The necessity for rules of practice and procedure in the orderly administration of justice has become universally recognized. Without them courts cannot satisfactorily function.

“It is well established that courts have the inherent power to prescribe such rules of practice and rules to regulate their proceedings and facilitate the administration of justice as they may deem necessary. This power, though expressly recognized by the statutes of some States, is inherent, and exists independently of statute.” 7 R. C. L„ p. 1023; 7 C. J. 901.

In Virginia this power is expressly conferred by statute, Code, section 5960, which as we have seen, but confirms our inherent power.

In conformity with this power, both inherent and statutory, we have said: “* * * Before any petition for appeal or writ of error is presented to a judge in vacation, or to the court in term, or filed with a clerk of the court, a copy thereof shall be first mailed or delivered to the opposing counsel in the trial court,, and the petition shall aver the date of such mailing or delivery. * * *” Rules of Court, Rule II.

Before any petition for appeal can be presented or filed a copy thereof shall be first mailed or delivered to the opposing counsel in the trial court.

This provision is too plain for construction. It is mandatory and cannot be misunderstood even if one wished to misunderstand it. The power of the court to make a rule of this nature mandatory cannot be successfully chai*1119leriged, and in making it mandatory the possibilities of language have been exhausted.

Of course, the court might have provided that “for good cause shown” these requirements might he waived just as we have provided for a possible waiver in Rule XXII, where it is said: “In civil and criminal cases, all objections to writs of every kind, pleadings, instructions, notices, the admissibility of evidence, or other matters requiring a ruling or judgment of the trial court, shall state with reasonable certainty the ground of such objection, and, unless it appears from the record to have been so stated, such objection will not be considered by this court except for good cause shown, or to enable this court to attain the ends of justice.” (Italics supplied.)
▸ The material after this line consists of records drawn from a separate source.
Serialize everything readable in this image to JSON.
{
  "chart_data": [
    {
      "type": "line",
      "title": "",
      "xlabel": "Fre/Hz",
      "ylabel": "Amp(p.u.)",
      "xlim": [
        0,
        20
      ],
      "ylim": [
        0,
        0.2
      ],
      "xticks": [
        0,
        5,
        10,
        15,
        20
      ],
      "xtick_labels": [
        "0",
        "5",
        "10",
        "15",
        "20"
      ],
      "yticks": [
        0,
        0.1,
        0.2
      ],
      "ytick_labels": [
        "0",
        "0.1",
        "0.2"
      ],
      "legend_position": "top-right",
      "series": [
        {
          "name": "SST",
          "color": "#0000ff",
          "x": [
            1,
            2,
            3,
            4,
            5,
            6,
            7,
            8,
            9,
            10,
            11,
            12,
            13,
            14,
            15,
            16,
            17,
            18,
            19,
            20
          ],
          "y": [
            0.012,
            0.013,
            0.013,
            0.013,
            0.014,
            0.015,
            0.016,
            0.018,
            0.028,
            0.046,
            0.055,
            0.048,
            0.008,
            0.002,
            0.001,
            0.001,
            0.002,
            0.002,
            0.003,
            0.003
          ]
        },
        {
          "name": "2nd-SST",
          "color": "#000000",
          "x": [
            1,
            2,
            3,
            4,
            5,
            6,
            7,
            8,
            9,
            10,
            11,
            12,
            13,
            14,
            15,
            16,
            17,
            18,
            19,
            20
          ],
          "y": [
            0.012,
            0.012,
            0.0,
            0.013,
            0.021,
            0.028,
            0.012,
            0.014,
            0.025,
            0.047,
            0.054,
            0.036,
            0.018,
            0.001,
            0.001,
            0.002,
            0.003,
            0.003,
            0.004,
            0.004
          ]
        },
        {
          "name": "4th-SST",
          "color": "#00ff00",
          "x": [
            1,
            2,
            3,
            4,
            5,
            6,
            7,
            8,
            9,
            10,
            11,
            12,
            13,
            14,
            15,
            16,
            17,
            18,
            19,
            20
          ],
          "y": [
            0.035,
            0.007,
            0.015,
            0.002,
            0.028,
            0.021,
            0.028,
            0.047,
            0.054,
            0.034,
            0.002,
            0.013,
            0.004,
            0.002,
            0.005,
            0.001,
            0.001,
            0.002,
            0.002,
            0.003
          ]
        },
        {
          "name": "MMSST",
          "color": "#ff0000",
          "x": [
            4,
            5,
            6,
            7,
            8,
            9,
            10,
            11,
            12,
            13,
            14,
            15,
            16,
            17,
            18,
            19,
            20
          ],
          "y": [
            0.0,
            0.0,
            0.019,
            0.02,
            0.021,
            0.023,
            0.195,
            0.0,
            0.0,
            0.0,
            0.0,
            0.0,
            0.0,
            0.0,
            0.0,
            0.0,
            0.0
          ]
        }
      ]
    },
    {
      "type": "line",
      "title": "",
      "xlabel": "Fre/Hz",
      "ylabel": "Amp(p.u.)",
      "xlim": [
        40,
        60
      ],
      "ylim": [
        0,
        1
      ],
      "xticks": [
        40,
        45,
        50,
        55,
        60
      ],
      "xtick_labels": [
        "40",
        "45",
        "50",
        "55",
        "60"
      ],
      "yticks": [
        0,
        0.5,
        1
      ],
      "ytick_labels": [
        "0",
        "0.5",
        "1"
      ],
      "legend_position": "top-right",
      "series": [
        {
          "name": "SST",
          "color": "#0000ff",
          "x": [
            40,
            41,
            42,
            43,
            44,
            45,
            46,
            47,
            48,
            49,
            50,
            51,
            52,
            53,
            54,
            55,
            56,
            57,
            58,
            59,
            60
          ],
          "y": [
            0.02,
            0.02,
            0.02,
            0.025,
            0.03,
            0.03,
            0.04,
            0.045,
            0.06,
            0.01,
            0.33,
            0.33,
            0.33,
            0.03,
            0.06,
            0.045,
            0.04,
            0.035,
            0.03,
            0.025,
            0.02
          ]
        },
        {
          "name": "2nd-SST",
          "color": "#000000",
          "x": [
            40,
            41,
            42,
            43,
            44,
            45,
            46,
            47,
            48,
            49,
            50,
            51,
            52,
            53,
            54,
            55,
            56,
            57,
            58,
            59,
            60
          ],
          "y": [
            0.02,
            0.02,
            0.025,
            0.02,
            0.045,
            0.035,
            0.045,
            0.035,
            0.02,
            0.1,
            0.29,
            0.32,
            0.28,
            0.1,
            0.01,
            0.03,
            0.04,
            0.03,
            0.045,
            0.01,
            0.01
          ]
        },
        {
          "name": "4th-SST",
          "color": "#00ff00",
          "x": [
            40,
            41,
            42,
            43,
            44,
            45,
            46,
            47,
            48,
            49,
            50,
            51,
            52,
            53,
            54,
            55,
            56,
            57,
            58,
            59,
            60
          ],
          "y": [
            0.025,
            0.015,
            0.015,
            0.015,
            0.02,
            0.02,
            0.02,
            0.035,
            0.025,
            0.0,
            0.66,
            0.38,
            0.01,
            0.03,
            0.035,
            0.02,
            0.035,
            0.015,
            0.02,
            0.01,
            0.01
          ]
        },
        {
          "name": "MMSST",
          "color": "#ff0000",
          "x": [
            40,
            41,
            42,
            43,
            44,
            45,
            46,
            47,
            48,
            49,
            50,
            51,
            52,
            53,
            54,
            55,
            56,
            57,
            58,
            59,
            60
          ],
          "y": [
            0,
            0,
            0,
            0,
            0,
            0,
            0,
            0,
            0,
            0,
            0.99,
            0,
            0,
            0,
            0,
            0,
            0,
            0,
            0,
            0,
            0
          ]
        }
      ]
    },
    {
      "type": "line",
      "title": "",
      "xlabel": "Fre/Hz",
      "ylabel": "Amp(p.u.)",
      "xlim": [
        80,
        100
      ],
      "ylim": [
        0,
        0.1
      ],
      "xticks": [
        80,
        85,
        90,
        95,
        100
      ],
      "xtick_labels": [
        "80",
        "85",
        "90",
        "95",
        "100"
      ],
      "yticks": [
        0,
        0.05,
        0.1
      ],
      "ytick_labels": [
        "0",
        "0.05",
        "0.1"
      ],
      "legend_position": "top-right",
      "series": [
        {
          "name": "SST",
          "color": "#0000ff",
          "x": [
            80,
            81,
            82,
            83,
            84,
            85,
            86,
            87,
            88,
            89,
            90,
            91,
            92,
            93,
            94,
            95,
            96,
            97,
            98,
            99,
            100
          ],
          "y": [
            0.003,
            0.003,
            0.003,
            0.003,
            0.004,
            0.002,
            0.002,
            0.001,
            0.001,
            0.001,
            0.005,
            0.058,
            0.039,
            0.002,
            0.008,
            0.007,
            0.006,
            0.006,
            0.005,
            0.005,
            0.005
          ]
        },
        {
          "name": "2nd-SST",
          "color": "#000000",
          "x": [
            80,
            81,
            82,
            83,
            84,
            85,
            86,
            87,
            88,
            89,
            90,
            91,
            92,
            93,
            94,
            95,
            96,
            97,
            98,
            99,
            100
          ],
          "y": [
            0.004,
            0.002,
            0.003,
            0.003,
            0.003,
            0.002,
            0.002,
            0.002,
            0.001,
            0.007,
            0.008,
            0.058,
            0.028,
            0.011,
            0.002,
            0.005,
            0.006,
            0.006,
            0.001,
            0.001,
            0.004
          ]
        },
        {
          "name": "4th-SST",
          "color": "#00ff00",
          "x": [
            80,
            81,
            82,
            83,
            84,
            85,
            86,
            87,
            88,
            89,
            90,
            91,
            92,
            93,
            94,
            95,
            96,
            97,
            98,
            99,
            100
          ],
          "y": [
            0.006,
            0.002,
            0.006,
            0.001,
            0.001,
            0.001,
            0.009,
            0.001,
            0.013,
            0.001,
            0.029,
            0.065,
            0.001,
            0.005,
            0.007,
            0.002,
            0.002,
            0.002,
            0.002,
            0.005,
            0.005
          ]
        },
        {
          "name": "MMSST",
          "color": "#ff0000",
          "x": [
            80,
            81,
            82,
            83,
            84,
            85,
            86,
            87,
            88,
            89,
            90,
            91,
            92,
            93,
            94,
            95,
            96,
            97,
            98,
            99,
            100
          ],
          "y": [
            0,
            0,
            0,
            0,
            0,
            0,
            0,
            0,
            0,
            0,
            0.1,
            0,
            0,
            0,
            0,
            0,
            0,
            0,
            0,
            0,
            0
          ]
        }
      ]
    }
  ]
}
In the case in judgment this saving clause for reasons deemed sufficient by this court has been deliberately omitted and should not now be written into it by construction.

The effect of the court’s decision is to invite every litigant to challenge every mandatory requirement which we have seen proper to prescribe, and so “with some reverence for the law which we ourselves have made” I am constrained to dissent.

Campbell, C. J., and Gregory, J., concur in this dissent.